I had grown, as a person. I had changed and the life that came with living there wasn't suited to me anymore. Being home just wasn't the same. I didn't know where the mixer was. Someone always had their music up too loud. Chores? Don't even get me started on that. More than that though, how I saw home wasn't the same. Let's just say in all my reminiscing I had used a pretty thick set of rose colored glasses. What I thought of as home wasn't the same. I didn't KNOW what home was anymore. It wasn't what I thought, what I remembered.

This wasn't home. I was lost. I didn't know what to do. I wasn't home.

In coming abroad and living in Japan, I had experienced so much. I had laughed, I had cried (like, a lot), I had pushed my limits and I had changed as a person. But, when I packed up to go home, I had forgotten something very important. My heart.

The reason home didn't feel like home anymore is because my heart wasn't there. Being there, in Oregon, in my hometown was boring, uninteresting. I was unhappy. Everything was both exactly the same and yet different in just such a way that I was out of place. It was like I was just a fraction of a second out of time with everyone and everything. It wasn't the place I longed for. It wasn't home.

As much as I want to explain this concept, home is where the heart is, it is difficult. As I see it now, home is not the place where you grew up (okay, maybe for some people it is), but it is the place that makes you happy. It is where, even on the worst days imaginable you can come home at the end of the day and know tomorrow will be okay. It is where you are happy, where you feel like you belong.

For some people that might be where you grew up, and that's fine, for other people it is being with a certain person or group of people, but for me, it is a place. Not so specific as to a single town (though I have my preference), but a whole country. I feel like as long as I am in Japan, that I will be okay. That I can succeed and that in the end, this is the best place for me because I am content every day of my life here.

Yes, there are homesick days, and sick days and days you just want to cry for no reason (or because they don't sell Butterfingers at the supermarket), but the good days and the good things outweigh the bad immensely. I have found, the longer I'm here, the less I miss back home. When I do miss something, it's usually being able to spend time with a person (or pizza, or Butterfingers, but we'll get to that later).

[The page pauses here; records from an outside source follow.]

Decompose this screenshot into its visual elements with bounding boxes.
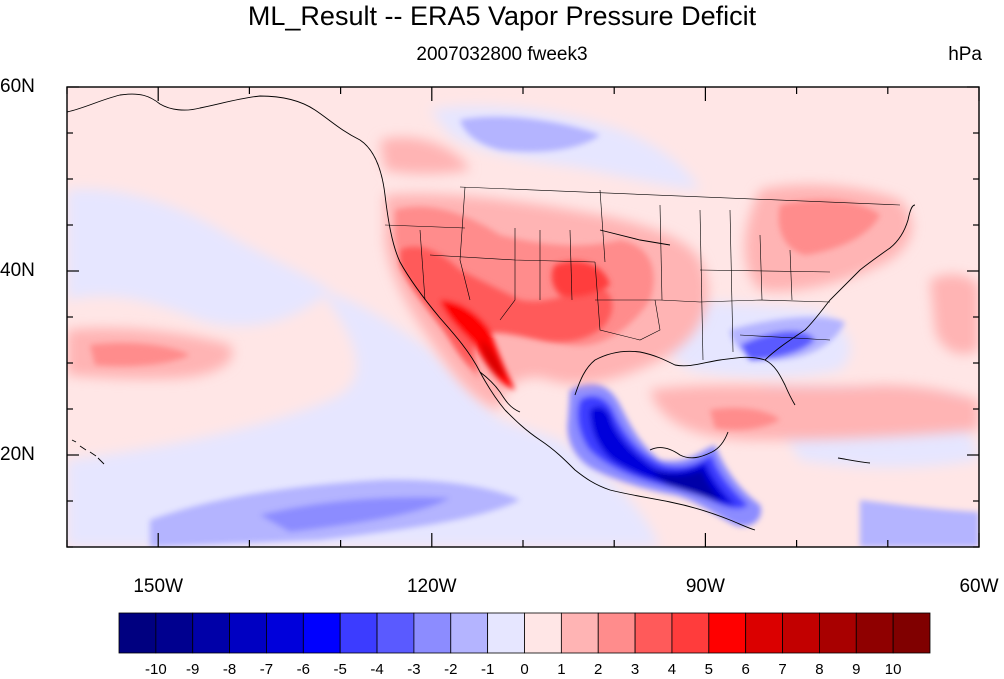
colorbar-swatch xyxy=(819,612,857,654)
colorbar-swatch xyxy=(413,612,452,654)
colorbar-tick-label: -6 xyxy=(296,661,310,678)
colorbar-tick-label: 4 xyxy=(667,661,677,678)
lat-tick-label: 40N xyxy=(0,260,35,281)
colorbar-tick-label: -4 xyxy=(370,661,384,678)
colorbar-tick-label: 2 xyxy=(594,661,603,678)
colorbar-swatch xyxy=(192,612,230,654)
lon-tick-label: 150W xyxy=(133,576,184,597)
colorbar-tick-label: -8 xyxy=(222,661,237,678)
colorbar-tick-label: -9 xyxy=(186,661,200,678)
colorbar-tick-label: 9 xyxy=(852,661,861,678)
colorbar-tick-label: 5 xyxy=(704,661,713,678)
colorbar-tick-label: -10 xyxy=(145,661,167,678)
colorbar-swatch xyxy=(560,612,599,654)
colorbar-swatch xyxy=(892,612,931,654)
colorbar-swatch xyxy=(708,612,747,654)
colorbar-swatch xyxy=(229,612,267,654)
colorbar-tick-label: -5 xyxy=(333,661,347,678)
colorbar-swatch xyxy=(745,612,783,654)
colorbar-swatch xyxy=(524,612,562,654)
field-negative-strong xyxy=(567,382,761,527)
colorbar-tick-label: -2 xyxy=(444,661,458,678)
colorbar-swatch xyxy=(671,612,710,654)
colorbar-swatch xyxy=(118,612,157,654)
colorbar-swatch xyxy=(855,612,894,654)
colorbar-tick-label: 7 xyxy=(778,661,787,678)
map-state-borders xyxy=(384,186,901,361)
colorbar-tick-label: 10 xyxy=(884,661,902,678)
colorbar-swatch xyxy=(155,612,194,654)
colorbar-tick-label: -7 xyxy=(259,661,274,678)
map-field xyxy=(67,87,979,547)
map-ticks xyxy=(66,86,980,548)
colorbar-tick-label: 1 xyxy=(557,661,566,678)
colorbar-swatch xyxy=(266,612,304,654)
colorbar-tick-label: 3 xyxy=(630,661,640,678)
colorbar-tick-label: 8 xyxy=(815,661,824,678)
lat-tick-label: 20N xyxy=(0,444,35,465)
colorbar-tick-label: -3 xyxy=(407,661,421,678)
colorbar-swatch xyxy=(450,612,489,654)
colorbar-swatch xyxy=(487,612,525,654)
colorbar-tick-label: 0 xyxy=(520,661,529,678)
chart-title: ML_Result -- ERA5 Vapor Pressure Deficit xyxy=(247,1,757,31)
colorbar-tick-label: -1 xyxy=(480,661,495,678)
colorbar-tick-label: 6 xyxy=(741,661,750,678)
colorbar-swatch xyxy=(782,612,820,654)
lat-tick-label: 60N xyxy=(0,76,35,97)
colorbar-swatch xyxy=(302,612,341,654)
lon-tick-label: 90W xyxy=(685,576,725,597)
lon-tick-label: 60W xyxy=(959,576,999,597)
colorbar-swatch xyxy=(634,612,673,654)
map-coastlines xyxy=(67,93,916,531)
colorbar xyxy=(118,612,931,654)
chart-subtitle: 2007032800 fweek3 xyxy=(416,44,588,65)
colorbar-swatch xyxy=(597,612,636,654)
colorbar-swatch xyxy=(339,612,378,654)
colorbar-swatch xyxy=(376,612,415,654)
lon-tick-label: 120W xyxy=(406,576,457,597)
units-label: hPa xyxy=(948,44,982,65)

It's not that I dislike Oregon, I LOVE Oregon, but my heart has found a new home wedged here between the gazillion hidden shrines, the culture, the food and the people. I simply can't imagine moving back to Oregon or the U.S. That would mean giving up who I am and becoming only half of a person again. I love my family. I miss them a lot. But, they support me because this is where I am whole. Where I am one hundred percent my best and they want me to succeed.

So I'm going to go ahead and wrap up this whole long ramble by telling you that home is so much more than just a place or being with the right person. It is what makes you whole, no matter what life throws your way. Go out and find it.